Podohedriella

Scientific classification
- Kingdom: Plantae
- Division: Chlorophyta
- Class: Chlorophyceae
- Order: Sphaeropleales
- Family: Selenastraceae
- Genus: Podohedriella Hindák
- Type species: Podohedriella falcata (Duringer) Hindák
- Species: Podohedriella carpatica; Podohedriella falcata; Podohedriella recta;

= Podohedriella =

Genus of algae

Podohedriella is a genus of green algae in the family Selenastraceae. It is found in freshwater habitats or on damp wood.

==Description==
Podohedriella consists of single cells or colonies of two, four, or eight cells, which are attached by one end to a substrate. Cells are 17 to 50 μm long and 1.5 to 4 μm wide, and fusiform to crescent-shaped or sigmoidal in outline. Cells are heteropolar; the apical and basal ends are both pointed, but the apical ends are more sharply so. Cells contain a single nucleus and a single parietal chloroplast with pyrenoids; however, the pyrenoids lack a starch sheath.

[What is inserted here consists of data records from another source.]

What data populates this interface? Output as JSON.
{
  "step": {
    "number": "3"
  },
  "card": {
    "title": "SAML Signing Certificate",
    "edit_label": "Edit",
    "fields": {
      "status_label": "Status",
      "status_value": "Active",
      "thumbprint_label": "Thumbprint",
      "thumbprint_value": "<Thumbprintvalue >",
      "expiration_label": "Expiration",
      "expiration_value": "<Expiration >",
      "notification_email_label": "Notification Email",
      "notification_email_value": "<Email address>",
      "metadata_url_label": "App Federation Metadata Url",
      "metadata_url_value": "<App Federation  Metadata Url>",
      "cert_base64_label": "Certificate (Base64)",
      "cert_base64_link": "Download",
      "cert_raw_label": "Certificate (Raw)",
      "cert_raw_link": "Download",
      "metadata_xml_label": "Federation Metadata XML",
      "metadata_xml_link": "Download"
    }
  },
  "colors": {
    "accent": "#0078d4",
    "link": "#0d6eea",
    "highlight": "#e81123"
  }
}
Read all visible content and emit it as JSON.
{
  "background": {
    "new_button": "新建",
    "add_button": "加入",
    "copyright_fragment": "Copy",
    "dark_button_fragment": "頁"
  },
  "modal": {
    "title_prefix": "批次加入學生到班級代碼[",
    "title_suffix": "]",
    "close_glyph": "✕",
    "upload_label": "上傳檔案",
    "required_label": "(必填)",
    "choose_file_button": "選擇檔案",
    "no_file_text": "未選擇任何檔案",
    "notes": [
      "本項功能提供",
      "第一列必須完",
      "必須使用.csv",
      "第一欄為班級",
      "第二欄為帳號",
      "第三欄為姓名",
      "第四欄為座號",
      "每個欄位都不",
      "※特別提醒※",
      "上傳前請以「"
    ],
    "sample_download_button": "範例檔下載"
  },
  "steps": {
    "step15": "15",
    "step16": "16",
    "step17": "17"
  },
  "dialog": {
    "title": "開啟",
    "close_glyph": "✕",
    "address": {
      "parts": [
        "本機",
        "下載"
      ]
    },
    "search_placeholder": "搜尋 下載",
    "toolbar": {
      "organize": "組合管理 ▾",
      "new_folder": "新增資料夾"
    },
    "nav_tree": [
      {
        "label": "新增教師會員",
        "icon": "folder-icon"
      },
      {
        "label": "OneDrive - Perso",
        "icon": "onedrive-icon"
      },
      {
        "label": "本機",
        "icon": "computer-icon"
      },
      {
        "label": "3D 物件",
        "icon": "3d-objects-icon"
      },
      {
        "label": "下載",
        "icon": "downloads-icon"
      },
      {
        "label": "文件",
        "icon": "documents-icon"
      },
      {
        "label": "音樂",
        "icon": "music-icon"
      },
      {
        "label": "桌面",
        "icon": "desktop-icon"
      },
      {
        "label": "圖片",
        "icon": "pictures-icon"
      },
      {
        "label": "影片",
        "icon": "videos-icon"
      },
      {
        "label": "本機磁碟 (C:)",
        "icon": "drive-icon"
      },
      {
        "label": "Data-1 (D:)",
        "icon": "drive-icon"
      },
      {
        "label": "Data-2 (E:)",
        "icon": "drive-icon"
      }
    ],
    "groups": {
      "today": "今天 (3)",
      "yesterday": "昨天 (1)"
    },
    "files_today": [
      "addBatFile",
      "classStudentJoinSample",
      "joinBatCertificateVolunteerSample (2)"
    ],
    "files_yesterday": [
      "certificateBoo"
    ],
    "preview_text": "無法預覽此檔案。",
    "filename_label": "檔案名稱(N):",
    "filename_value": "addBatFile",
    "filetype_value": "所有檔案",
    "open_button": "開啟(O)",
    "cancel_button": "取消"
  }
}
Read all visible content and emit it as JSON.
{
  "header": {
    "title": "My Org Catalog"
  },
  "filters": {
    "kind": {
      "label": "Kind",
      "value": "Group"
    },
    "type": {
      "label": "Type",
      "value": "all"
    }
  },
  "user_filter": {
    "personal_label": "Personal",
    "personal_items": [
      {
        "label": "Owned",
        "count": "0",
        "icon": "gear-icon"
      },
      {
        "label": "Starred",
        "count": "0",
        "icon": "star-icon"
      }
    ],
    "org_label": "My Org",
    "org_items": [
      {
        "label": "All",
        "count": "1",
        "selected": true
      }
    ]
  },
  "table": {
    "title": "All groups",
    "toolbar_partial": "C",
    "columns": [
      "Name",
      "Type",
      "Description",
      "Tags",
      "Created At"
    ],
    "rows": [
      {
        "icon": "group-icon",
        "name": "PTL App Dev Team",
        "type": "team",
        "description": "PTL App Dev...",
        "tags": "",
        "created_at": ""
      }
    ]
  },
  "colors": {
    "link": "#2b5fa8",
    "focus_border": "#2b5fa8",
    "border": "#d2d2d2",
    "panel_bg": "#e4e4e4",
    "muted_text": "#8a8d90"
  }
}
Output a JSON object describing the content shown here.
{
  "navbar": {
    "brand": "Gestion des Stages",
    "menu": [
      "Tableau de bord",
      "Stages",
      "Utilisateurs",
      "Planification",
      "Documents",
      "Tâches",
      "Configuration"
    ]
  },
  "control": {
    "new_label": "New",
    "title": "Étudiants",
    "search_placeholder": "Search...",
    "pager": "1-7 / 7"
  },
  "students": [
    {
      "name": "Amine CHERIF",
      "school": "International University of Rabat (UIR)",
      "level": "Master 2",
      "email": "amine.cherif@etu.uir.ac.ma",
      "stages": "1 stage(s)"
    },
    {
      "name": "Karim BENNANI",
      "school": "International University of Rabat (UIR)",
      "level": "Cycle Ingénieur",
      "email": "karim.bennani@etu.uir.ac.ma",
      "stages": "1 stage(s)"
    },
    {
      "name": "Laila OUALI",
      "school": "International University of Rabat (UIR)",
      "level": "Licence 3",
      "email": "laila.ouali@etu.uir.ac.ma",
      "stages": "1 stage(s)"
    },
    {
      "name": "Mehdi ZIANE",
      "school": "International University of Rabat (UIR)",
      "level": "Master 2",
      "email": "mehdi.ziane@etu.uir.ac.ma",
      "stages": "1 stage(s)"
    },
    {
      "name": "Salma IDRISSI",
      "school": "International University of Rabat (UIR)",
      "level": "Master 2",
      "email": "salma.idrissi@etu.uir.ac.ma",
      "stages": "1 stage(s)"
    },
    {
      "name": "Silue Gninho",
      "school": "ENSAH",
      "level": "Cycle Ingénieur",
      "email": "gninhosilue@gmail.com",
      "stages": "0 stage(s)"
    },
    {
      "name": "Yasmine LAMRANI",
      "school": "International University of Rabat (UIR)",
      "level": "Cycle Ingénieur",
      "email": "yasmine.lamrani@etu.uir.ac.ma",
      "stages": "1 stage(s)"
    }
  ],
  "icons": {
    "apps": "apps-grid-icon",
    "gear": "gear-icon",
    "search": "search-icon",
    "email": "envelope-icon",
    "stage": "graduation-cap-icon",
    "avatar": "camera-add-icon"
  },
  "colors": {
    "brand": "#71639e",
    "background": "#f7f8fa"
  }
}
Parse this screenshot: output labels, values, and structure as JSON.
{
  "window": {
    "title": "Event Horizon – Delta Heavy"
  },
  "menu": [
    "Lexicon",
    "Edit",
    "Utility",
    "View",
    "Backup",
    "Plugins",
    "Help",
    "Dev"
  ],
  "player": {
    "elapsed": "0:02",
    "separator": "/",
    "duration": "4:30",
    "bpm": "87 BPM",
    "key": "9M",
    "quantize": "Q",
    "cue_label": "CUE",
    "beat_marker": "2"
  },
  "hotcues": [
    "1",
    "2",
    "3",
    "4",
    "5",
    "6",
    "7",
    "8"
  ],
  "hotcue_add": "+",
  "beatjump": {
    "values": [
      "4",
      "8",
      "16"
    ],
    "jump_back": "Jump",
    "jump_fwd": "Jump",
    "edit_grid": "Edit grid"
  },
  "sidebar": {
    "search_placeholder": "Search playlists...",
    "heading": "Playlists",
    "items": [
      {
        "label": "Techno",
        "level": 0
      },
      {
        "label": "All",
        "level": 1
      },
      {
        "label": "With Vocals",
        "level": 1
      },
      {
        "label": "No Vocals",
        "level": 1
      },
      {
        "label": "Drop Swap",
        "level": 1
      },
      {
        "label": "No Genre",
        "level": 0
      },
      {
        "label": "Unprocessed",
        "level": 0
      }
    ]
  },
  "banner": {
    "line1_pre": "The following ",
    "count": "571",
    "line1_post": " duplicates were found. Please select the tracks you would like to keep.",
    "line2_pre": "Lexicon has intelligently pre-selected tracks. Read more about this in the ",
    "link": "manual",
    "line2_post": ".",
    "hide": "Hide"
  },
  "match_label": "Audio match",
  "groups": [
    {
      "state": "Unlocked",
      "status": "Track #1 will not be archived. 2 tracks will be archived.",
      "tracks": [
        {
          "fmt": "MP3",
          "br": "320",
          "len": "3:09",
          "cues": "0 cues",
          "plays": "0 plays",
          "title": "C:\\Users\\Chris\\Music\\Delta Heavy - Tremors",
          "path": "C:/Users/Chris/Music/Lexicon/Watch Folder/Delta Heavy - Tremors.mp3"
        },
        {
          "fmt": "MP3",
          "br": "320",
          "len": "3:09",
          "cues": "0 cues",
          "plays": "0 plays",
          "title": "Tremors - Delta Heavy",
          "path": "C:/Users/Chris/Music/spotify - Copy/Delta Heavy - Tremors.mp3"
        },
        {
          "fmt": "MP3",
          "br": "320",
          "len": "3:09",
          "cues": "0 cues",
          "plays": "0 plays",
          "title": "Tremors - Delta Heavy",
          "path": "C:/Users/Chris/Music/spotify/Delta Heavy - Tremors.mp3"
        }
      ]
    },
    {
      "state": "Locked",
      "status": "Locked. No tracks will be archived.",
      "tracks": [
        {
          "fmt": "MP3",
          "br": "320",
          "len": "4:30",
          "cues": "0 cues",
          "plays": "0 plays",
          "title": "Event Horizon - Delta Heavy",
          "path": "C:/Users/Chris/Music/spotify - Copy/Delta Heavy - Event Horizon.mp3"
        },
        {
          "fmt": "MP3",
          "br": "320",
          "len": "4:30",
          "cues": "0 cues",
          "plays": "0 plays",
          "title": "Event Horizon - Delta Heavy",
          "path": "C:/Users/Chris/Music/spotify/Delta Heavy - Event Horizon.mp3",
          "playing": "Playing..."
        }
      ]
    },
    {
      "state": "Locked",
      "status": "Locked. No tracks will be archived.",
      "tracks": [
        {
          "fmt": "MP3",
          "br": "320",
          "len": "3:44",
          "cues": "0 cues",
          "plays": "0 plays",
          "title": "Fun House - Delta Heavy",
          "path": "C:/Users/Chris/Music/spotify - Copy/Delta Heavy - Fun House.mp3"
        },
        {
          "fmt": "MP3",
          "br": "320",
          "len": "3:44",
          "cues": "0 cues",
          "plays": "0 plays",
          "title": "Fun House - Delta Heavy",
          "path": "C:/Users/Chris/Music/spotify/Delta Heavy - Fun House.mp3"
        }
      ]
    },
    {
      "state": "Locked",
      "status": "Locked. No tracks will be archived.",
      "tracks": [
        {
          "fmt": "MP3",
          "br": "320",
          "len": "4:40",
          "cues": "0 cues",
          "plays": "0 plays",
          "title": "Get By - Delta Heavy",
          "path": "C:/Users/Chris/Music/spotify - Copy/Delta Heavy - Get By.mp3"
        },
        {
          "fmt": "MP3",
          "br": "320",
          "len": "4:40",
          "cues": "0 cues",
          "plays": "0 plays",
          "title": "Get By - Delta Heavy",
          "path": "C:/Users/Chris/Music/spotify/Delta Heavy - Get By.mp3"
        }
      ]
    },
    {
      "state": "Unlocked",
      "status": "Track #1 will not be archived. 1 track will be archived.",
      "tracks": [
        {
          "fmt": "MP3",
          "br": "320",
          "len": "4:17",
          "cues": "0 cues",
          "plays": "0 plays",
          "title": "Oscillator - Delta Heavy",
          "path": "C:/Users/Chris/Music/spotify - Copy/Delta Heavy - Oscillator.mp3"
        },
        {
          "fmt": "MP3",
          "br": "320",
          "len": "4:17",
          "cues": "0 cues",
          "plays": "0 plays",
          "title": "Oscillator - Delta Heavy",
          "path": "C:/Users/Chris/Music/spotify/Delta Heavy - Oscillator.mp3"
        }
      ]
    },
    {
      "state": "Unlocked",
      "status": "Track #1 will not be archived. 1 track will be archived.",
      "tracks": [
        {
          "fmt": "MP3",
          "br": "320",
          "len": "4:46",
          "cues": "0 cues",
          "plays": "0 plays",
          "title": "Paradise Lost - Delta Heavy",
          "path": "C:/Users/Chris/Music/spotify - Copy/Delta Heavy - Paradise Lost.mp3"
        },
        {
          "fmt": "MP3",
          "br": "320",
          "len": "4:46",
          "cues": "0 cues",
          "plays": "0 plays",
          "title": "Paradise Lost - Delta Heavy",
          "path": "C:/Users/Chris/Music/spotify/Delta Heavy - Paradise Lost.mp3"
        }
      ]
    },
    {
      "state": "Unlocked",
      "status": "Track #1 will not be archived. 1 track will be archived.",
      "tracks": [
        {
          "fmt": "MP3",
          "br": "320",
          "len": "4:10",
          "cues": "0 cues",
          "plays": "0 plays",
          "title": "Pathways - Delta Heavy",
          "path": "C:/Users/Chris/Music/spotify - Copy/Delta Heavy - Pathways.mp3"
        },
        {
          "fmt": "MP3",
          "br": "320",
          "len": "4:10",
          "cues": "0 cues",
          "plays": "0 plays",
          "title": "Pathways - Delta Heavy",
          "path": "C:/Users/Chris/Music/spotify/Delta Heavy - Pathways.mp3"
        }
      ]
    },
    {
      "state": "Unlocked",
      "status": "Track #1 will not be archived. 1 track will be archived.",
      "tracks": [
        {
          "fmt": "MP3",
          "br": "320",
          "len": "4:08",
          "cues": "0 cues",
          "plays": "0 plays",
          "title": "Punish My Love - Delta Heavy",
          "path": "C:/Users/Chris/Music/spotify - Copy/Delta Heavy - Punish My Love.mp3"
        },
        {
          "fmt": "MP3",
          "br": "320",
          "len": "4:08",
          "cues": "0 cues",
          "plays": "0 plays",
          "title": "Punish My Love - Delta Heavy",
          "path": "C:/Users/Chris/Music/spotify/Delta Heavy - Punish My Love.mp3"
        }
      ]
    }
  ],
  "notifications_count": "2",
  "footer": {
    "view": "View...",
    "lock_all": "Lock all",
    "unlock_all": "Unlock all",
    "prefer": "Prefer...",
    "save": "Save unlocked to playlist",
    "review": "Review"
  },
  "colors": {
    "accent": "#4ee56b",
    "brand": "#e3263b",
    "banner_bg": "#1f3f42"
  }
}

As with other algae in the family Selenastraceae, reproduction occurs exclusively via autospores.

==Taxonomy==
Podohedriella was circumscribed by the phycologist František Hindák in 1988. He separated Podohedriella from the genus Podohedra by the absence of a pyrenoid. Its autospores are also arranged in parallel (versus serially in Podohedra). The former characteristic is ambiguous; algae in the family Selenastraceae were often considered to lack pyrenoids. Pyrenoids are typically present, but may be impossible to view with light microscopy without staining.